Incentives in the form of federal and state tax credits, accelerated depreciation, and low-interest financing may be available. The Energy Policy Act of 2005 increased the business renewable investment tax credit to 30 percent and is not set to expire until 2016. Another incentive available is Georgia’s Clean Energy Property Tax Credit that provides up to a 35 percent tax credit for renewable generation assets. This tax incentive is reaching its upper limit, so contact the Georgia Environmental Finance Authority (GEFA) to find out if funds are still available (www.gefa.org/index.aspx?page=423). The Database of State Incentives for Renewables and Efficiency website provides all current state and federal incentives available.

Finally, electricity through “Green” energy programs may be another investment opportunity for poultry plants. Georgia Power’s Green Energy Program enables industrial customers to support the growth of renewable energy resources in Georgia. The Large Volume Purchase Option offers customers the opportunity to buy Green Energy at a lower, customer-specific price. This option is available to businesses that wish to purchase a minimum of 90,000 kWh (900 blocks) of renewable energy per month.

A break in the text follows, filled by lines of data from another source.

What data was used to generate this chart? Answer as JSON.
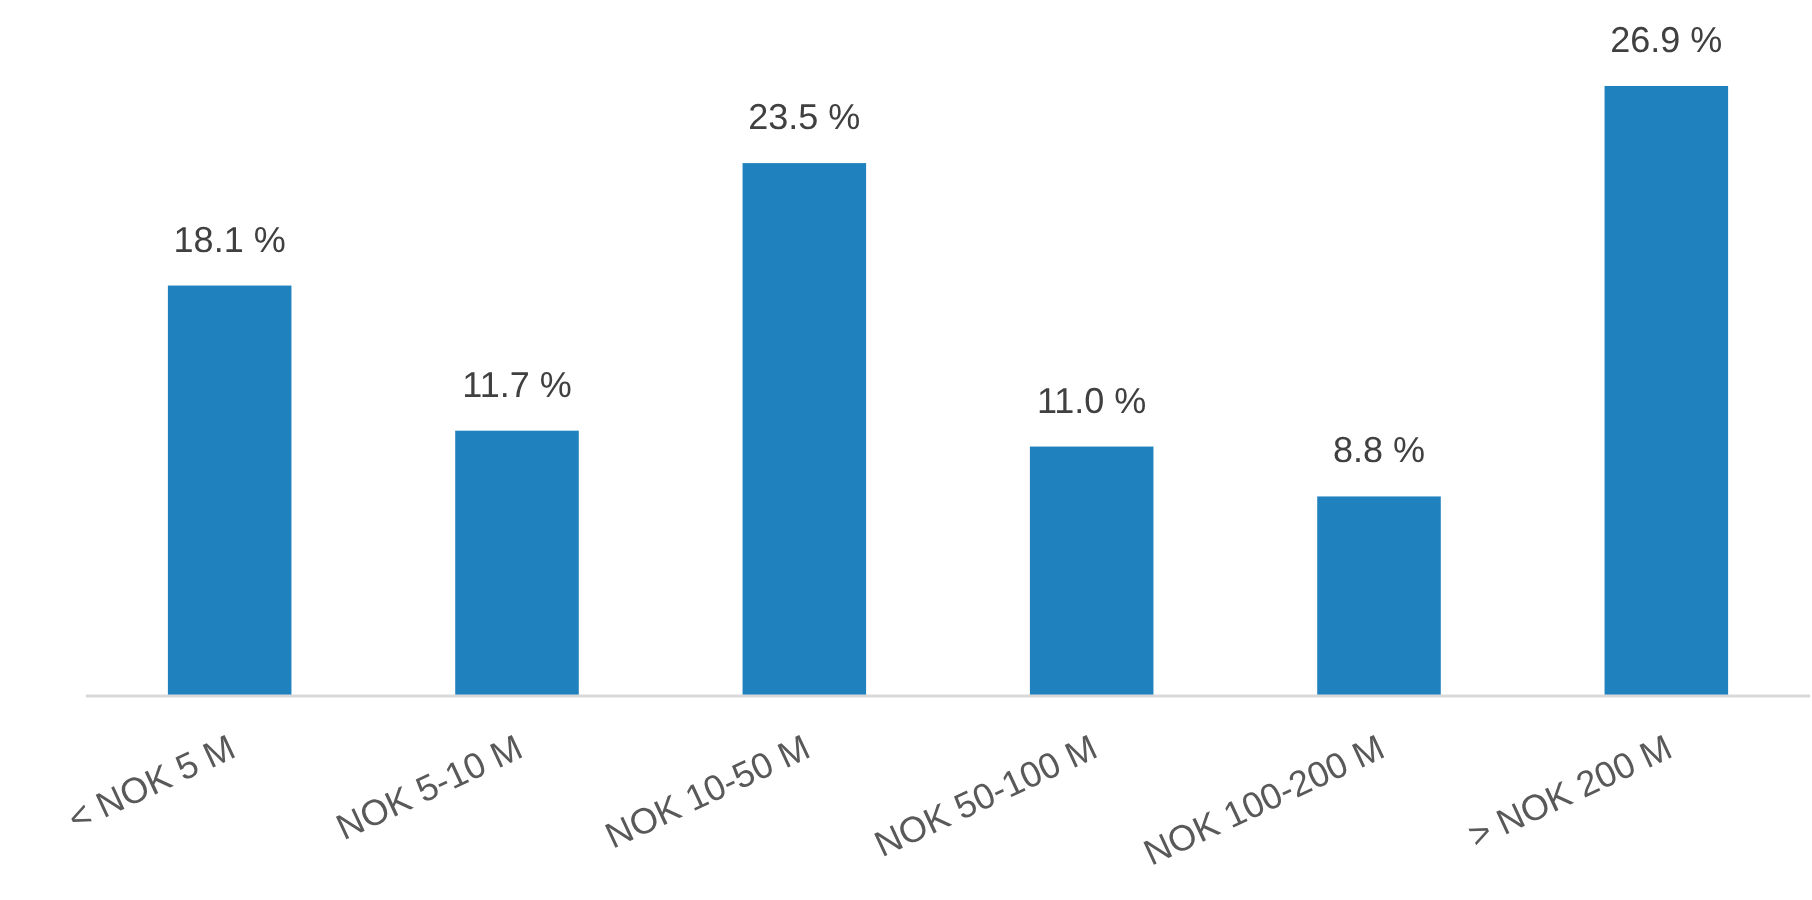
{
  "chart_data": {
    "type": "bar",
    "categories": [
      "< NOK 5 M",
      "NOK 5-10 M",
      "NOK 10-50 M",
      "NOK 50-100 M",
      "NOK 100-200 M",
      "> NOK 200 M"
    ],
    "values": [
      18.1,
      11.7,
      23.5,
      11.0,
      8.8,
      26.9
    ],
    "value_labels": [
      "18.1 %",
      "11.7 %",
      "23.5 %",
      "11.0 %",
      "8.8 %",
      "26.9 %"
    ],
    "color": "#1f81bd"
  }
}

Customers must purchase at least 400 blocks of either Standard Green Energy ($3.50 plus tax per block) or Premium Green Energy ($5.00 plus tax per block). In addition, they must purchase at least an additional 500 blocks of renewable energy under the Large Volume Purchase Option at a reduced price.

Georgia Power will contract with customers to determine the price, quantity, term, and source of the additional certified Green Energy. Also, customers who act as a single brand under common ownership or under common control via a written franchise agreement with a single controlling entity may aggregate their load for the purposes of participating under the Large Volume Purchase Option.

More information on Green Energy’s Large Volume Purchase Option can be obtained by emailing at G2GESALES@southernco.com or by visiting www.georgiapower.com/earthcents/green/commercial.asp.

Investing in “Green” renewable technologies and resources is a win-win to energy efficiency, strengthening the economy, and protecting the environment.